Potential Benefits for India
- Drives industrial sectors towards greater energy efficiency and lower carbon footprint.
- Supports India’s commitment to reduce emissions intensity of GDP by 45% by 2030 compared to 2005 baselines.
- Facilitates technology transfer and promotes innovation in low-carbon technologies.
- Generates economic value through carbon credit trading opportunities.
- Strengthens environmental governance through mandatory compliance and penalties.
Challenges Ahead
- Ensuring robust Measurement, Reporting, and Verification (MRV) systems to maintain credit integrity.
- Managing price volatility and market speculation in carbon credits.
- Equipping industries, especially smaller units, to bear transition costs and technological adaptation.
- Need for capacity building and institutional framing to govern the carbon market effectively.

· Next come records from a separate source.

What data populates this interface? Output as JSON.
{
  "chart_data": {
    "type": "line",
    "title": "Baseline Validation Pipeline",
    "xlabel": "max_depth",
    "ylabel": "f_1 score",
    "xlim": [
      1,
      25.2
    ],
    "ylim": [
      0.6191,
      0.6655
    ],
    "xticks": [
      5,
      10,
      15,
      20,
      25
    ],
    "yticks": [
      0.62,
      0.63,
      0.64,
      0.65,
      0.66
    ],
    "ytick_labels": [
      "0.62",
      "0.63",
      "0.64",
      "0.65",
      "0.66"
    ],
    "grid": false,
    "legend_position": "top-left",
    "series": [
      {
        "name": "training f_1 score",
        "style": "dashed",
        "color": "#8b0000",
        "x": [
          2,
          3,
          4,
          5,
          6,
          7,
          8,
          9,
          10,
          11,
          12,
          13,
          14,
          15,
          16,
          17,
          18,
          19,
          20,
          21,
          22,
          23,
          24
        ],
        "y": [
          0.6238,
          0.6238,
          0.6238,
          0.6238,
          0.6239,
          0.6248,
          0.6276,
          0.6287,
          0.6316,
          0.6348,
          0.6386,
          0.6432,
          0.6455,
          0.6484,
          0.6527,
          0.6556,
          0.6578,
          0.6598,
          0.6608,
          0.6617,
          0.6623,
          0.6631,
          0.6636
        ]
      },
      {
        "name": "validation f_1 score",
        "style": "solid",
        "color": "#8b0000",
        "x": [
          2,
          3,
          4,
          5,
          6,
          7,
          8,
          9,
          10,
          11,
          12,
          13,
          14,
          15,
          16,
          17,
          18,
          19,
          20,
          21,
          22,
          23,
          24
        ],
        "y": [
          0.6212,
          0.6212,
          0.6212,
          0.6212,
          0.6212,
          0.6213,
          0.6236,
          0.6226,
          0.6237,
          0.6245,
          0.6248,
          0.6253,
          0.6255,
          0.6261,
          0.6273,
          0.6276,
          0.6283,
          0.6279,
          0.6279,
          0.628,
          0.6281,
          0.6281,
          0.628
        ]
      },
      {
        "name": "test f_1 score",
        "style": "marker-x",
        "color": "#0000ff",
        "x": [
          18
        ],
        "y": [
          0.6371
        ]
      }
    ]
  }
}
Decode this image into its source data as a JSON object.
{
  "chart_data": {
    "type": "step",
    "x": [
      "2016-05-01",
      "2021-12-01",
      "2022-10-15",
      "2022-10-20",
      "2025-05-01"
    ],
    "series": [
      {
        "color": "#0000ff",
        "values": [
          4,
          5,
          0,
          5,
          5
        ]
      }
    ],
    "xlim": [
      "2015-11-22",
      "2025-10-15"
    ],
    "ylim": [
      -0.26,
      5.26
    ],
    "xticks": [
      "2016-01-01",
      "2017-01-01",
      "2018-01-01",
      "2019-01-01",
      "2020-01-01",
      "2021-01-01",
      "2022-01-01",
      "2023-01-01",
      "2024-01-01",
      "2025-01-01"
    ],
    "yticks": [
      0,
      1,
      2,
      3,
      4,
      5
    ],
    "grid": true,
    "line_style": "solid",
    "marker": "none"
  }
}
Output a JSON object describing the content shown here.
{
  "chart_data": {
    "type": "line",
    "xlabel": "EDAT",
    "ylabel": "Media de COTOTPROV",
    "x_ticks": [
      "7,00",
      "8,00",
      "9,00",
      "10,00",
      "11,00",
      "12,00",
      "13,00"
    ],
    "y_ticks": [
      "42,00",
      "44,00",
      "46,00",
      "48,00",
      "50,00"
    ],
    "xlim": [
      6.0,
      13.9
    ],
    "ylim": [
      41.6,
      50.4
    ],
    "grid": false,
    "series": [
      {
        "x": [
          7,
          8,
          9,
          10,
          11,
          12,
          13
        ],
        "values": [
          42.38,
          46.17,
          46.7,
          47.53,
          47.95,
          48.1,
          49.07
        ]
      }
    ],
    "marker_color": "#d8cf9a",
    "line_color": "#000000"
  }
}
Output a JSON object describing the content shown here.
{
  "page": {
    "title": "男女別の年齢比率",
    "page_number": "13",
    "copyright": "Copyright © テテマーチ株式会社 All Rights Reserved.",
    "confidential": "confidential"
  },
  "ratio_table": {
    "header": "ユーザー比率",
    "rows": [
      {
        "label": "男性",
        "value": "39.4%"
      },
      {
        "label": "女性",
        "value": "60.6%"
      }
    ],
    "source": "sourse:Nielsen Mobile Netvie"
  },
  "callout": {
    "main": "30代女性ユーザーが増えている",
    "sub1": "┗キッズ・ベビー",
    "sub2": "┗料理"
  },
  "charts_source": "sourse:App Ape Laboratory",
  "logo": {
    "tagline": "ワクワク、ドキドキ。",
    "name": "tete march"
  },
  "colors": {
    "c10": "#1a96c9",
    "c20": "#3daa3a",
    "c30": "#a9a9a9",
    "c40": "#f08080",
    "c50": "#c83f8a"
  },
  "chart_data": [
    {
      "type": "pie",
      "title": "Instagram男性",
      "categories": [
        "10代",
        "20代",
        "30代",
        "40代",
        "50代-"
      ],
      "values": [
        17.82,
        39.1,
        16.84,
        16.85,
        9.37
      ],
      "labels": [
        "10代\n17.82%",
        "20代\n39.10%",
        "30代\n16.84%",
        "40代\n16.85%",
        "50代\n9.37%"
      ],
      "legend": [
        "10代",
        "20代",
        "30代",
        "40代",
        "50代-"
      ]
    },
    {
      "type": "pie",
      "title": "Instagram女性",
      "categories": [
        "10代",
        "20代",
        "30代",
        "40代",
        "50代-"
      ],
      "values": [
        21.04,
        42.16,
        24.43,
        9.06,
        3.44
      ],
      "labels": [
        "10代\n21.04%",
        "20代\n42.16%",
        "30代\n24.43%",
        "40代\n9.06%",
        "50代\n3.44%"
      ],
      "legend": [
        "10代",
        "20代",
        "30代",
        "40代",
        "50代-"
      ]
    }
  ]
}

Comparison with International Carbon Markets
| Aspect | GEI Rules & CCTS, India | EU Emissions Trading System (EU ETS) | China’s National ETS |
| Market Start | 2025 (legally binding pilot in select sectors) | 2005 (world’s first major ETS) | 2021 (national launch, phased sector inclusion) |
| Sectors Covered | Aluminium, cement, chlor-alkali, pulp & paper | Power, industrial sectors, aviation | Power plants initially, planning to expand sectors |
| Compliance Mechanism | Emission intensity targets per product unit; tradable carbon credits | Cap-and-trade with fixed emission caps per year | Cap-and-trade focused on absolute emissions |
| Regulatory Authority | Bureau of Energy Efficiency, CPCB | European Commission, national regulators | China’s Ministry of Ecology and Environment |
| Carbon Credit Trading | Domestic market trading credits | Robust EU-wide carbon market with price signals | Emerging market, evolving in sophistication |
| Integration | Currently domestic market only | Linked with global carbon markets; evolving | Focused on domestic market but exploring expansion |
Way Forward
- Phased Expansion: Gradually include more sectors beyond the initial four.
- Capacity Building: Support industries with knowledge and financial mechanisms to meet targets.
- Strong MRV System: Deploy digital monitoring, sensors, and blockchain for credit authenticity.